Millard was right—the skies were quiet, the battle had ended, but rolling drifts of bomb smoke still mixed with the clouds.

“That’s not good,” Enoch said, and everyone got quiet.

“In any case,” Millard continued, “all the supplies I need are in the house. Just give me a bolt of Laudanum and swab the wound with alcohol. It’s only the fleshy part anyway. In three days I’ll be right as rain.”

“But it’s still bleeding,” Bronwyn said, pointing out red droplets that dotted the sand beneath him.

“Then tie the damn tourniquet tighter!”

She did, and Millard gasped in a way that made everyone cringe, then fainted into her arms.

“Is he all right?” Claire asked.

“Just blacked out is all,” said Enoch. “He ain’t as fit as he pretends to be.”

“What do we do now?”

“Ask Miss Peregrine!” Olive said.

“Right. Put her down so she can change back,” said Enoch. “She can’t very well tell us what to do while she’s still a bird.”

So Bronwyn set her on a dry patch of sand, and we all stood back and waited. Miss Peregrine hopped a few times and flapped her good wing and then swiveled her feathered head around and blinked at us—but that was it. She remained a bird.

“Maybe she wants a little privacy,” Emma suggested. “Let’s turn our backs.”

So we did, forming a ring around her. “It’s safe now, Miss P,” said Olive. “No one’s looking!”

After a minute, Hugh snuck a peek and said, “Nope, still a bird.”

“Maybe she’s too tired and cold,” Claire said, and enough of the others agreed this was plausible that it was decided we would go back to the house, treat Millard with what supplies we had, and hope that with some time to rest, both the headmistress and her loop would return to normal.

Chapter 11

We marched up the steep trail and across the ridge like a company of war-weary veterans, single file, heads down, Bronwyn carrying Millard in her arms and Miss Peregrine riding the nestlike crown of Fiona’s hair. The landscape was gouged with smoking craters, fresh-turned earth thrown everywhere as if some giant dog had been digging at it. We all wondered what awaited us back at the house, but no one dared to ask.

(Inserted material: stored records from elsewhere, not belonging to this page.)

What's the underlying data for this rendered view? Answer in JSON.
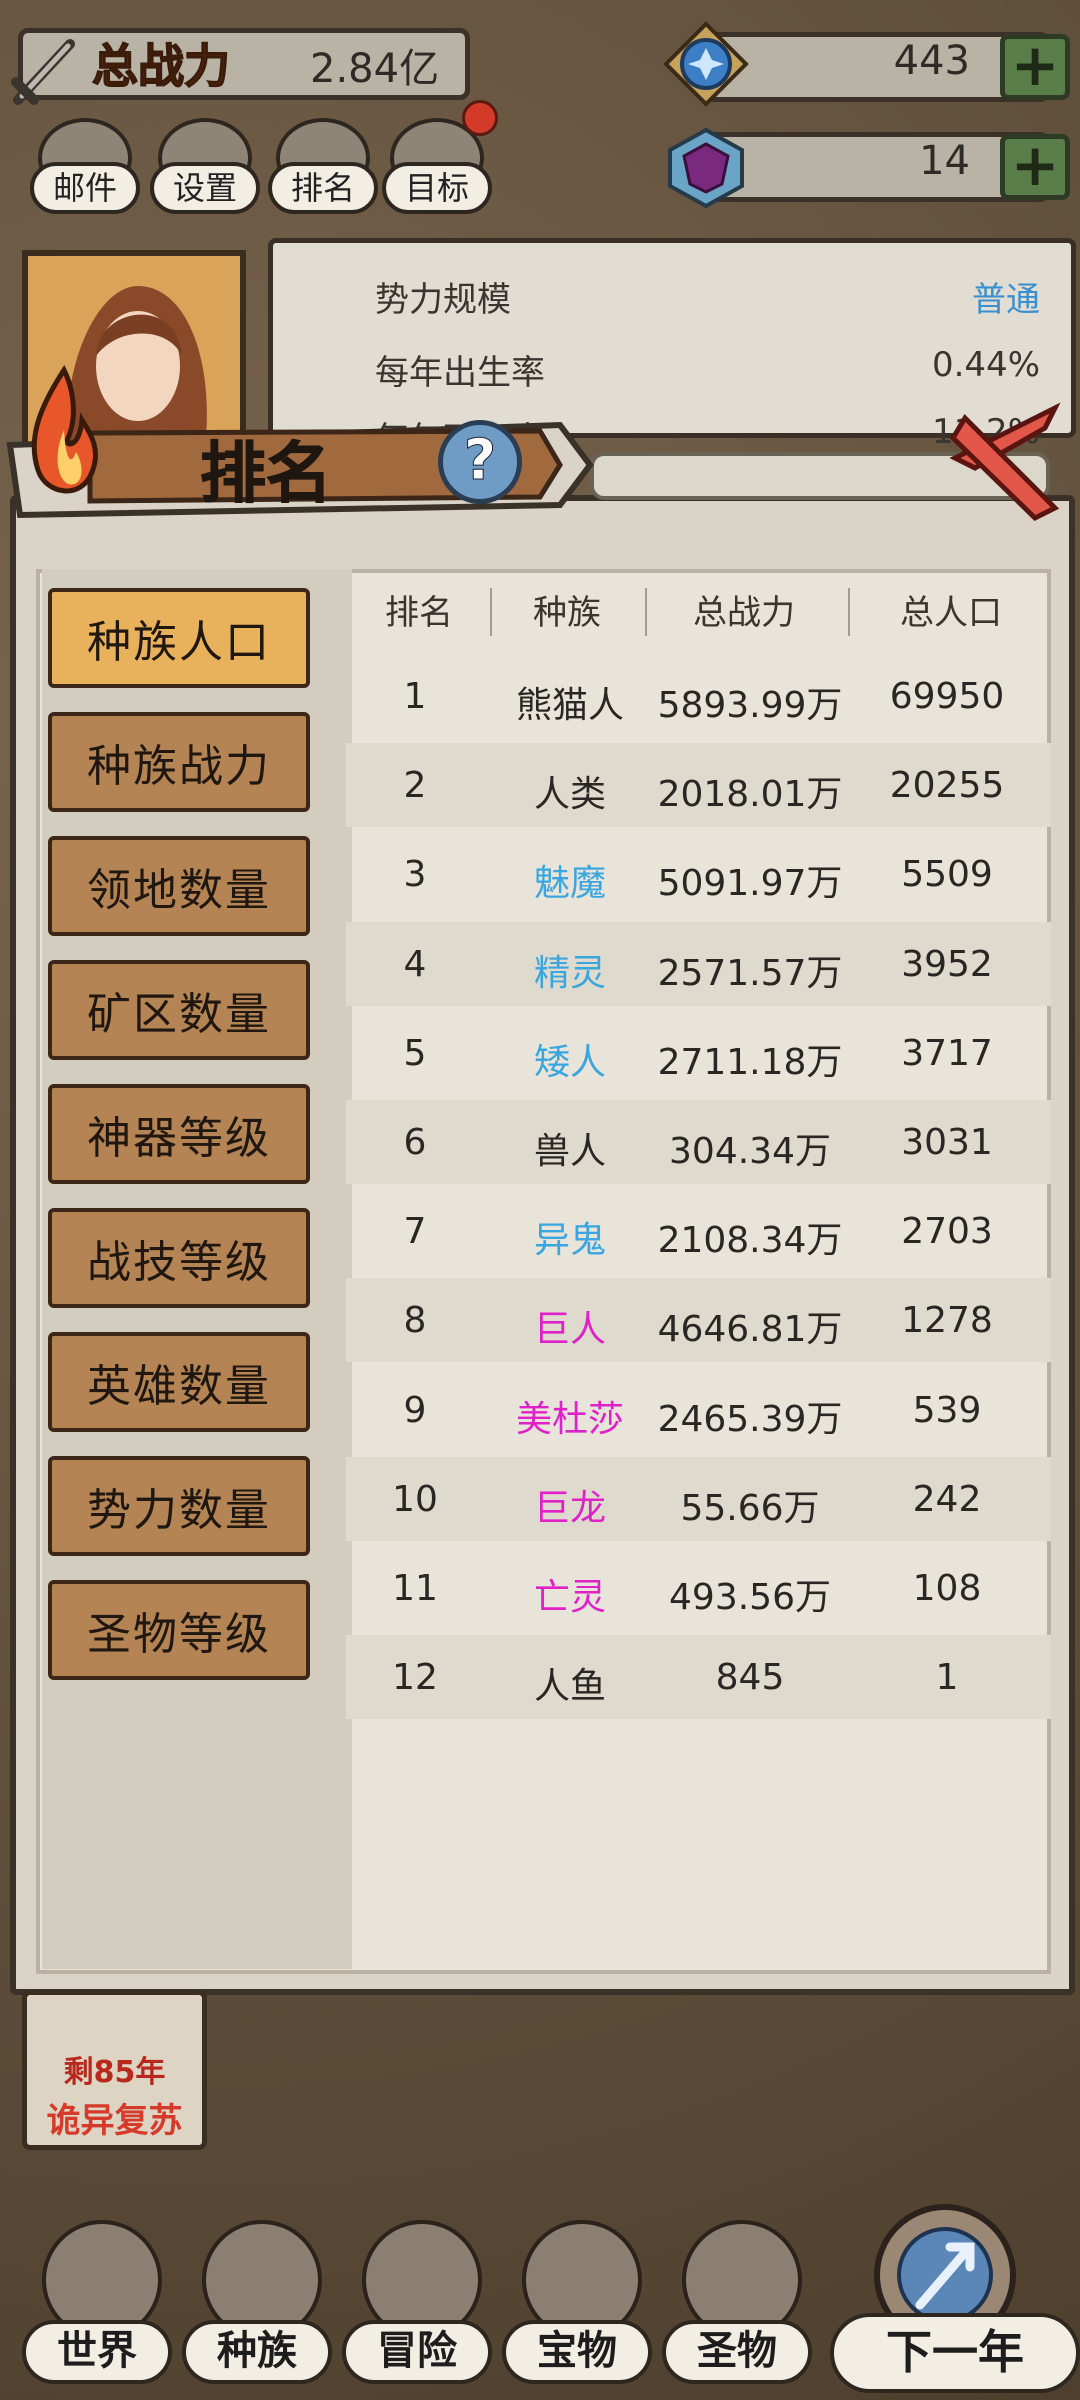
{
  "hud": {
    "power_label": "总战力",
    "power_value": "2.84亿",
    "resource1_value": "443",
    "resource2_value": "14",
    "plus_label": "+"
  },
  "menu": [
    {
      "label": "邮件"
    },
    {
      "label": "设置"
    },
    {
      "label": "排名"
    },
    {
      "label": "目标"
    }
  ],
  "info": {
    "rows": [
      {
        "label": "势力规模",
        "value": "普通"
      },
      {
        "label": "每年出生率",
        "value": "0.44%"
      },
      {
        "label": "每年死亡率",
        "value": "11.2%"
      }
    ]
  },
  "modal": {
    "title": "排名",
    "help": "?",
    "tabs": [
      {
        "label": "种族人口"
      },
      {
        "label": "种族战力"
      },
      {
        "label": "领地数量"
      },
      {
        "label": "矿区数量"
      },
      {
        "label": "神器等级"
      },
      {
        "label": "战技等级"
      },
      {
        "label": "英雄数量"
      },
      {
        "label": "势力数量"
      },
      {
        "label": "圣物等级"
      }
    ],
    "columns": [
      "排名",
      "种族",
      "总战力",
      "总人口"
    ],
    "rows": [
      {
        "rank": "1",
        "race": "熊猫人",
        "power": "5893.99万",
        "pop": "69950",
        "color": "#2a2623"
      },
      {
        "rank": "2",
        "race": "人类",
        "power": "2018.01万",
        "pop": "20255",
        "color": "#2a2623"
      },
      {
        "rank": "3",
        "race": "魅魔",
        "power": "5091.97万",
        "pop": "5509",
        "color": "#3aa6e0"
      },
      {
        "rank": "4",
        "race": "精灵",
        "power": "2571.57万",
        "pop": "3952",
        "color": "#3aa6e0"
      },
      {
        "rank": "5",
        "race": "矮人",
        "power": "2711.18万",
        "pop": "3717",
        "color": "#3aa6e0"
      },
      {
        "rank": "6",
        "race": "兽人",
        "power": "304.34万",
        "pop": "3031",
        "color": "#2a2623"
      },
      {
        "rank": "7",
        "race": "异鬼",
        "power": "2108.34万",
        "pop": "2703",
        "color": "#3aa6e0"
      },
      {
        "rank": "8",
        "race": "巨人",
        "power": "4646.81万",
        "pop": "1278",
        "color": "#e020c8"
      },
      {
        "rank": "9",
        "race": "美杜莎",
        "power": "2465.39万",
        "pop": "539",
        "color": "#e020c8"
      },
      {
        "rank": "10",
        "race": "巨龙",
        "power": "55.66万",
        "pop": "242",
        "color": "#e020c8"
      },
      {
        "rank": "11",
        "race": "亡灵",
        "power": "493.56万",
        "pop": "108",
        "color": "#e020c8"
      },
      {
        "rank": "12",
        "race": "人鱼",
        "power": "845",
        "pop": "1",
        "color": "#2a2623"
      }
    ]
  },
  "event": {
    "line1": "剩85年",
    "line2": "诡异复苏"
  },
  "nav": [
    {
      "label": "世界"
    },
    {
      "label": "种族"
    },
    {
      "label": "冒险"
    },
    {
      "label": "宝物"
    },
    {
      "label": "圣物"
    },
    {
      "label": "下一年"
    }
  ]
}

We had our answer even before clearing the forest. Enoch’s foot kicked something, and he bent down to look. It was half a charred brick.

Panic broke out. The children began to sprint down the path. When they reached the lawn, the younger ones broke out in tears. There was smoke everywhere. The bomb had not come to rest atop Adam’s finger, as it usually did, but had split him straight down the middle and exploded. The back corner of the house had been reduced to a slumped and smoking ruin. Small fires burned in the charred shell of two rooms. Where Adam had been was a raw crater deep enough to bury a person upright. It was easy now to picture what this place would one day become: that sad and desecrated wreck I had first discovered weeks ago. The nightmare house.